На утро опять та же история: «Приходите послезавтра», — а продежурил я у него на этот раз уже два часа. На третий день, как увидел меня на месте, так даже удивился.
— Все ходишь? — говорит.
— Хожу, по приказанию вашему.
— Я, — говорит, — думал: ты обидишься и ходить бросишь.
— Помилуйте, говорю, молод я еще на людей обижаться, которые более меня стоют.
Посмотрел на меня старик, усмехнулся, протянул руку:
— Видна, говорит, птица по полету. Вы, говорит, молодой человек, имеете ум. Люблю умных людей. Не угодно ли со мной в гостиницу отправиться, там и о деле потолкуем.
Отправились, столковались. И до настоящего времени, вот уже двенадцатый год, все берет товар. И не надо бы иной раз, а берет. Вот как наше дело идет-с. Всякое дело своего ума требует, а в нашем деле ум требуется покорный.
Да это и во всяком деле так-с… Да это и во всей жизни так. Страх — начало премудрости, это сказано недаром. Умный человек сам себя в страхе держит, сам на себя покорность налагает. Глупого человека чем удержишь? — нуждой-с! А без страха один разврат, непокорство, баловство! Товарищества, артели, помощь бедным… — Куда это вы, господин мастер, спешите? «Иду в артель деньги получать». За что? Для чего? Баловство одно! — закончил Дмитрий Васильевич, стоя передо мной и страстно сверкая своими глубокими черными глазами. — Баловство! Потачка! Рубь сберечь — вот чему народ учить надо.

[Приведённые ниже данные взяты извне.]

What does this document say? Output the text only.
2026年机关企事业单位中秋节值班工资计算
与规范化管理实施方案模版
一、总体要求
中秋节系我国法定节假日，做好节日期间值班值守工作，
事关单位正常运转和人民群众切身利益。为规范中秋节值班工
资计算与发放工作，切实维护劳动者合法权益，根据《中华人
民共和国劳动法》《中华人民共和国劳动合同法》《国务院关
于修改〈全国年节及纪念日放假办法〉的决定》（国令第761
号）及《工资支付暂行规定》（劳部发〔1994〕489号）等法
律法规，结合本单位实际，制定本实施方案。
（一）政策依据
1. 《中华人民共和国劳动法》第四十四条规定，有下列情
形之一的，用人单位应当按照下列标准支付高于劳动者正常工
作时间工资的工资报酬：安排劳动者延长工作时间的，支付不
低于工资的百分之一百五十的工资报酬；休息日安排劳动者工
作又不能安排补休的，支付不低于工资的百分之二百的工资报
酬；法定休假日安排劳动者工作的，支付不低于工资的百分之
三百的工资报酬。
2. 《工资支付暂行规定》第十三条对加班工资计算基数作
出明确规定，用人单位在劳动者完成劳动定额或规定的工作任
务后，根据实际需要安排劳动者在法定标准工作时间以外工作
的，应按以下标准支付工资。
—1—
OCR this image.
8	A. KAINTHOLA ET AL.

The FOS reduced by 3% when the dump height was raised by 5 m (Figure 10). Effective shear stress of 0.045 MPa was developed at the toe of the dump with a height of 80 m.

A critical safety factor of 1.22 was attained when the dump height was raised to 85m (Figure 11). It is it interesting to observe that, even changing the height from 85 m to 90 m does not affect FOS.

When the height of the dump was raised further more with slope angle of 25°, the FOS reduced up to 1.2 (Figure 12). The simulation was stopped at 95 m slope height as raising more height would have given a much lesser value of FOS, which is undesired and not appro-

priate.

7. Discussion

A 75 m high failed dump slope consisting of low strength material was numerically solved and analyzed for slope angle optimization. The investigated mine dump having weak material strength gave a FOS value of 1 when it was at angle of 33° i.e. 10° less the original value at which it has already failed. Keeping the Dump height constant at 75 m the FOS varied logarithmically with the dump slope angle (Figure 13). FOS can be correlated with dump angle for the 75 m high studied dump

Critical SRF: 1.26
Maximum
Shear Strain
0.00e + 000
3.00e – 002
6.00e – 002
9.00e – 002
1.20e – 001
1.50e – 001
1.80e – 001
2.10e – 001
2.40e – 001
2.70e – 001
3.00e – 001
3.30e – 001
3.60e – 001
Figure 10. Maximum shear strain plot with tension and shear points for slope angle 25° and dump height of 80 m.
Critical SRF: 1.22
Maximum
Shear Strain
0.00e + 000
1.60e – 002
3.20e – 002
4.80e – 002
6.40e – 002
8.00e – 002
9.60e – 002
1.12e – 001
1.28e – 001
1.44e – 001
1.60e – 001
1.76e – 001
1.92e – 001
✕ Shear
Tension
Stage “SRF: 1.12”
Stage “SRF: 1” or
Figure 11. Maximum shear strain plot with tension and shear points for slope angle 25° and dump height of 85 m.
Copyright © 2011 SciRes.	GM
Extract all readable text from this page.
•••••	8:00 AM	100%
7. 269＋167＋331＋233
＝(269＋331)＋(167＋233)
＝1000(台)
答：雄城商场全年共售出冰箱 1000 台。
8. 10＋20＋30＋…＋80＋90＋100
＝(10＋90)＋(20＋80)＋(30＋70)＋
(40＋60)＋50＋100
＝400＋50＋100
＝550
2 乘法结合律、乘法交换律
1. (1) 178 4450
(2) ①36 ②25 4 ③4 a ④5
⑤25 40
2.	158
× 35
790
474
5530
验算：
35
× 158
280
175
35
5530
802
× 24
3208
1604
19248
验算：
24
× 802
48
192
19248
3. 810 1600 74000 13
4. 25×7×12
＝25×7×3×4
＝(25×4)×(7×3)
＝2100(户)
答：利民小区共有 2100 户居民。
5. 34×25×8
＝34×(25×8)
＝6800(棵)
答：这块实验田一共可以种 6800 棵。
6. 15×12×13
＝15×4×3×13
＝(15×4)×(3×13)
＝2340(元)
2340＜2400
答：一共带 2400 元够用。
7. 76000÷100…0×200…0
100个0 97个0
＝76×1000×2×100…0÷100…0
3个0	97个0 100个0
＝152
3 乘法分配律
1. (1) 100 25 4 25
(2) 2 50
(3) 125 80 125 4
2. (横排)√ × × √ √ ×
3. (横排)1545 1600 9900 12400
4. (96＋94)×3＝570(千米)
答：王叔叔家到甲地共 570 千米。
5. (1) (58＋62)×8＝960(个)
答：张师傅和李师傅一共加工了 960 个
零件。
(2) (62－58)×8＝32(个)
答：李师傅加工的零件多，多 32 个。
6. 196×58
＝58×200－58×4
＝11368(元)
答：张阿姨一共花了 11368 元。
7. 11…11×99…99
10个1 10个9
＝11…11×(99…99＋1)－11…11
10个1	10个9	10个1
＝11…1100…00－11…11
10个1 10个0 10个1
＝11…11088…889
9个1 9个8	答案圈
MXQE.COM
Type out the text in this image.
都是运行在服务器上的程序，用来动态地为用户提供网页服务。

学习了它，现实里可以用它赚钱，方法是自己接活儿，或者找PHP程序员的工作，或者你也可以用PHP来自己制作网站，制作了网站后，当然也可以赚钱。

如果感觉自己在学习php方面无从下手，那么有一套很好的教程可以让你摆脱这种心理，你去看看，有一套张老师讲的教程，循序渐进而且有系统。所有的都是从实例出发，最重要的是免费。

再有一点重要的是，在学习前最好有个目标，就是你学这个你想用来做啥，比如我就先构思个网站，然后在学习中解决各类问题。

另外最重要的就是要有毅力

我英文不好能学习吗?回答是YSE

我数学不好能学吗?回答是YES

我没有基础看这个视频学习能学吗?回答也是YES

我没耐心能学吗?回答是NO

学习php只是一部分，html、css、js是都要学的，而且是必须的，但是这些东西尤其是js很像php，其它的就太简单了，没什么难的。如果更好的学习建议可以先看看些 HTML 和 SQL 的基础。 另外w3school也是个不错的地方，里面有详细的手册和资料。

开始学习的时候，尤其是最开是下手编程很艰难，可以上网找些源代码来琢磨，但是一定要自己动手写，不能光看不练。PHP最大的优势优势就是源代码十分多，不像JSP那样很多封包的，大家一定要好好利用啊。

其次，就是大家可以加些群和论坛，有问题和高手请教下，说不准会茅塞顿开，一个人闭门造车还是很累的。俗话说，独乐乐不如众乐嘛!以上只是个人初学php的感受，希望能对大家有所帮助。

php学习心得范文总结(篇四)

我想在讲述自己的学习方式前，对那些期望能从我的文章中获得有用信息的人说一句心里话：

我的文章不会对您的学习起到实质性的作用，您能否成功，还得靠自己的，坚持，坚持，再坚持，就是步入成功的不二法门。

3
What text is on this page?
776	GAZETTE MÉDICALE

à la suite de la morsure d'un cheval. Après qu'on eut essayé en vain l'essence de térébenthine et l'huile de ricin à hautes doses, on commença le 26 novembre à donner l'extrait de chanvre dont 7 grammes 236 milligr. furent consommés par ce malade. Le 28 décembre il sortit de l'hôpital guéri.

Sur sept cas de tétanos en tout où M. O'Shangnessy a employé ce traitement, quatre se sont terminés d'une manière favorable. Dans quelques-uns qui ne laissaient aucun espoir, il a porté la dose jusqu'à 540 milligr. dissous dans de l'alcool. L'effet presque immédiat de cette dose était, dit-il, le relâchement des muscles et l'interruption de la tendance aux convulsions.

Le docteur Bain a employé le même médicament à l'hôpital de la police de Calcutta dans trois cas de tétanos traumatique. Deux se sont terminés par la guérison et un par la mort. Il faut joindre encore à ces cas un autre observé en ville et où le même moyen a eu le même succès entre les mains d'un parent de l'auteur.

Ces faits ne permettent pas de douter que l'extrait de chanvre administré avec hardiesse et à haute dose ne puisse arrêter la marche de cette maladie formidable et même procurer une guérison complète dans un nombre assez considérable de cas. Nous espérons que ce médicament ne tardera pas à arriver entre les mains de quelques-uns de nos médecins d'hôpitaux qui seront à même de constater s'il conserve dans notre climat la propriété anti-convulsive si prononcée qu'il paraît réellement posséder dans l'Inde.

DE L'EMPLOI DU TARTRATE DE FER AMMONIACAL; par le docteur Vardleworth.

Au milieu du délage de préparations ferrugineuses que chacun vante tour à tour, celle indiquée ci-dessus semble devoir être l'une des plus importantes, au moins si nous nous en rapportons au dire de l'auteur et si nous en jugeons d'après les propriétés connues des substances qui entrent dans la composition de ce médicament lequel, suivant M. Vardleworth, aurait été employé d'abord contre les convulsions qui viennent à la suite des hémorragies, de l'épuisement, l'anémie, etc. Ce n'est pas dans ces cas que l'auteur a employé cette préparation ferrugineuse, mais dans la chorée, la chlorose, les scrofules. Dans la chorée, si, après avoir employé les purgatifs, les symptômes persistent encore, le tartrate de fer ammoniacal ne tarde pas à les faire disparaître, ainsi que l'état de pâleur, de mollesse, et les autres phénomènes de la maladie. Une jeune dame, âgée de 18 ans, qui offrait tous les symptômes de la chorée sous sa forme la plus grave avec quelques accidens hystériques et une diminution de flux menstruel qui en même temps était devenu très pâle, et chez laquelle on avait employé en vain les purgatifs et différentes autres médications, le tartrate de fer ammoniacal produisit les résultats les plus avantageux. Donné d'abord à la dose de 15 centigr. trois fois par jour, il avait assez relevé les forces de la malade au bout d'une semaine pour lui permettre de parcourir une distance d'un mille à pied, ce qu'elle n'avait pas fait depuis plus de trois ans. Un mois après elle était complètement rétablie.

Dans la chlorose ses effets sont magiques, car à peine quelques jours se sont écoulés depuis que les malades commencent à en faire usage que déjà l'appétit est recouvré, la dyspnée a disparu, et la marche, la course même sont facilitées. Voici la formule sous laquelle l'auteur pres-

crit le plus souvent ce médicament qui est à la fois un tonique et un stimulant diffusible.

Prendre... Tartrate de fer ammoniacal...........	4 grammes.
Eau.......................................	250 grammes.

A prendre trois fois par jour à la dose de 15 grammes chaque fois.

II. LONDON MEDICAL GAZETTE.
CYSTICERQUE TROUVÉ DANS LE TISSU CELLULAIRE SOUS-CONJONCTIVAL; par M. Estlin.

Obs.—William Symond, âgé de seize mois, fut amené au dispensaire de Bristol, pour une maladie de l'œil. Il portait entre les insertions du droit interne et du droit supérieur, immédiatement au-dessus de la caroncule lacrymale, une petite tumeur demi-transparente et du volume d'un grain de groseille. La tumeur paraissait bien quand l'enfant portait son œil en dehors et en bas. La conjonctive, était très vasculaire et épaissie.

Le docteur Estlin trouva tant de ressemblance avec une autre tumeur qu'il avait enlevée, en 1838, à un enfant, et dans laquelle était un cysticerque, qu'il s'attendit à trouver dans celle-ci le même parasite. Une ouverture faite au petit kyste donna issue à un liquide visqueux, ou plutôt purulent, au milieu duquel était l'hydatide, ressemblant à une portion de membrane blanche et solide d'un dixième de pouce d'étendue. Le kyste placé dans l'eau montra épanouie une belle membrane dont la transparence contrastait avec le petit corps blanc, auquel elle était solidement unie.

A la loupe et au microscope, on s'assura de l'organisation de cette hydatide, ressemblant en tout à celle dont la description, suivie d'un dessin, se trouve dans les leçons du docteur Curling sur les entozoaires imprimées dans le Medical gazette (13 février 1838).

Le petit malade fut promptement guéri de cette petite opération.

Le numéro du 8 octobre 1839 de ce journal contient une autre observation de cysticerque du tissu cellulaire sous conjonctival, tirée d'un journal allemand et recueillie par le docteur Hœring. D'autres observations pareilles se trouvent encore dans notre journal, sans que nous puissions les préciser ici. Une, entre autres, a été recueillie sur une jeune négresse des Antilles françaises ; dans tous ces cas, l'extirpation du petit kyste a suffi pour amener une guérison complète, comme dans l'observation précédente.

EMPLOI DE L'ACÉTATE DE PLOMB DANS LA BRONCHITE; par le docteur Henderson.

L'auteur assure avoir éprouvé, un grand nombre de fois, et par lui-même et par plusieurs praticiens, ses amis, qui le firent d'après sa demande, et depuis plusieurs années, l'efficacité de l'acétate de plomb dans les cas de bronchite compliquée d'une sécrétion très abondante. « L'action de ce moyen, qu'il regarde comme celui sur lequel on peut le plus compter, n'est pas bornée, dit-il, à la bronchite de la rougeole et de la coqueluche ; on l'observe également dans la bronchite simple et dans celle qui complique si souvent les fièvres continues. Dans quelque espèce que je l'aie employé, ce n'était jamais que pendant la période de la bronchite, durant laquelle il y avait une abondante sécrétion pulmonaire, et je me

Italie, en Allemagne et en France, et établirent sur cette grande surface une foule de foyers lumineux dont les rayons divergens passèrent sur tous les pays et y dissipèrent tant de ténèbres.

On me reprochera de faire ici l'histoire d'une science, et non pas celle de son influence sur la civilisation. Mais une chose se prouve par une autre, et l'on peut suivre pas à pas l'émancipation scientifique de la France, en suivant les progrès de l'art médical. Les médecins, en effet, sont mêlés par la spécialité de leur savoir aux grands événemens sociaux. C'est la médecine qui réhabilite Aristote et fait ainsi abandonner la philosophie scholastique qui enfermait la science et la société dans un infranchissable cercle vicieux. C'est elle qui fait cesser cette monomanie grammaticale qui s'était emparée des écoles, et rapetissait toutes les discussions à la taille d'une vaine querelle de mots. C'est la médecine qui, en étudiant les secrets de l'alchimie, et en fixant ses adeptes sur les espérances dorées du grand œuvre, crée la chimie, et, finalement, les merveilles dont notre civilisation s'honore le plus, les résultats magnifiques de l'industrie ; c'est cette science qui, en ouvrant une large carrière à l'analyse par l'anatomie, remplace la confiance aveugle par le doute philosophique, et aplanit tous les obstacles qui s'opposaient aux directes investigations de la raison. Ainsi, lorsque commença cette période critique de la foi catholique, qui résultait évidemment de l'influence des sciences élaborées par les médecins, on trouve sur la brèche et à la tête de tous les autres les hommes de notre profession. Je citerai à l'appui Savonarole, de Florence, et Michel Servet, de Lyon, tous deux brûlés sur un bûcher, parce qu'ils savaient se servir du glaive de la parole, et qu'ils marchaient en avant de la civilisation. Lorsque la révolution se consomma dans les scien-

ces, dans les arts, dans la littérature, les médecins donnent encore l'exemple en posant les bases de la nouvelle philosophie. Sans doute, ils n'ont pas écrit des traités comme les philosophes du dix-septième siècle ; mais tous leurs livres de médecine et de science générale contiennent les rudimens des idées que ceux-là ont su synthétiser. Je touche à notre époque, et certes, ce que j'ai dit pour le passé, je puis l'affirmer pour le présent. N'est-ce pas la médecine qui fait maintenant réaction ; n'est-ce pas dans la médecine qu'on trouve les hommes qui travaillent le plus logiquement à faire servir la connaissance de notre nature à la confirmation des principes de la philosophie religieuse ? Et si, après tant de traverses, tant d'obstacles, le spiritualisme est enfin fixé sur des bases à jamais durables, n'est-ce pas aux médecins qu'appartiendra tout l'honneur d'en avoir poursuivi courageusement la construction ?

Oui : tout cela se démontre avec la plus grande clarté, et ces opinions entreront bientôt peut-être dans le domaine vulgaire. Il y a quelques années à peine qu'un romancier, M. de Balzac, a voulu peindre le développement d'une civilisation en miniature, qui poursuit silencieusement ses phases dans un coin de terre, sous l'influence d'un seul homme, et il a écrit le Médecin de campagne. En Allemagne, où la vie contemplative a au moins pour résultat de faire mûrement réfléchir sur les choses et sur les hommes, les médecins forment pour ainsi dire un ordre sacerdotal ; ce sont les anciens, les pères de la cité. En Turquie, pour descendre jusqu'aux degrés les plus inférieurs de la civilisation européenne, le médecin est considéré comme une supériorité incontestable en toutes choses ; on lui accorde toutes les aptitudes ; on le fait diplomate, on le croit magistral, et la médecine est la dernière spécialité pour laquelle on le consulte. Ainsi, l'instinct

— Но из чего же сберечь, Дмитрий Васильевич?
— Из чего?
Дмитрий Васильевич посмотрел на меня глубоким взглядом.
— Из чего? А вот из чего-с! Я вам сейчас расскажу из чего-с.
XV. О Мишаньке, праведном стяжателе
— Все-таки был я, милостивый государь, счастлив и от бога взыскан, что мне еще ив нынешний век люди попадались. Настоящие. Стар-ринного закалу, негордые, имеющие разум, который дается от бога. Вот я вам про такого и расскажу.
Был тут, не в дальнем селе, коваль один, — много лет на меня тот человек работал. Мужик хороший, аккуратный, дело из рук не валилось, пьяного я его не видал, в глупостях этих, которые теперь в народе встречаются, тоже не замечал никогда. Ну, и тоже надо сказать, много лет и добродетели в нем настоящей не замечал, потому что настоящая добродетель все одно, как червонец на дороге. Сколько раз мимо пройдешь, а ногой, пожалуй, наступишь, и не видишь. А случай подойдет, он вдруг блеснет и объявится…
Так было и тут.
Приходит раз мужичок этот ко мне, сдал клёпань, веселый. «Ныне, говорит, Митрий Васильич, радость у меня».
— Что такое?
— Вы меня, Митрий Васильич, знаете, не пьяница я, в карты не играю, как иные прочие, баловством тоже никаким не занят. Бабу мне бог послал — золото! Работали мы, работали, труждались, можно сказать, неустанно, добились до настоящей суммы, которую себе положили. Вот они — получил теперича от вас последнюю десятку; сколько годов мы ее, родимую, дожидаемся! Теперь я, Митрий Васильич, обеспеченный человек: избу строю, кузница у меня станет в огороде новая, дров, углей — на год запасу. Теперь я, говорит, сам себе господин.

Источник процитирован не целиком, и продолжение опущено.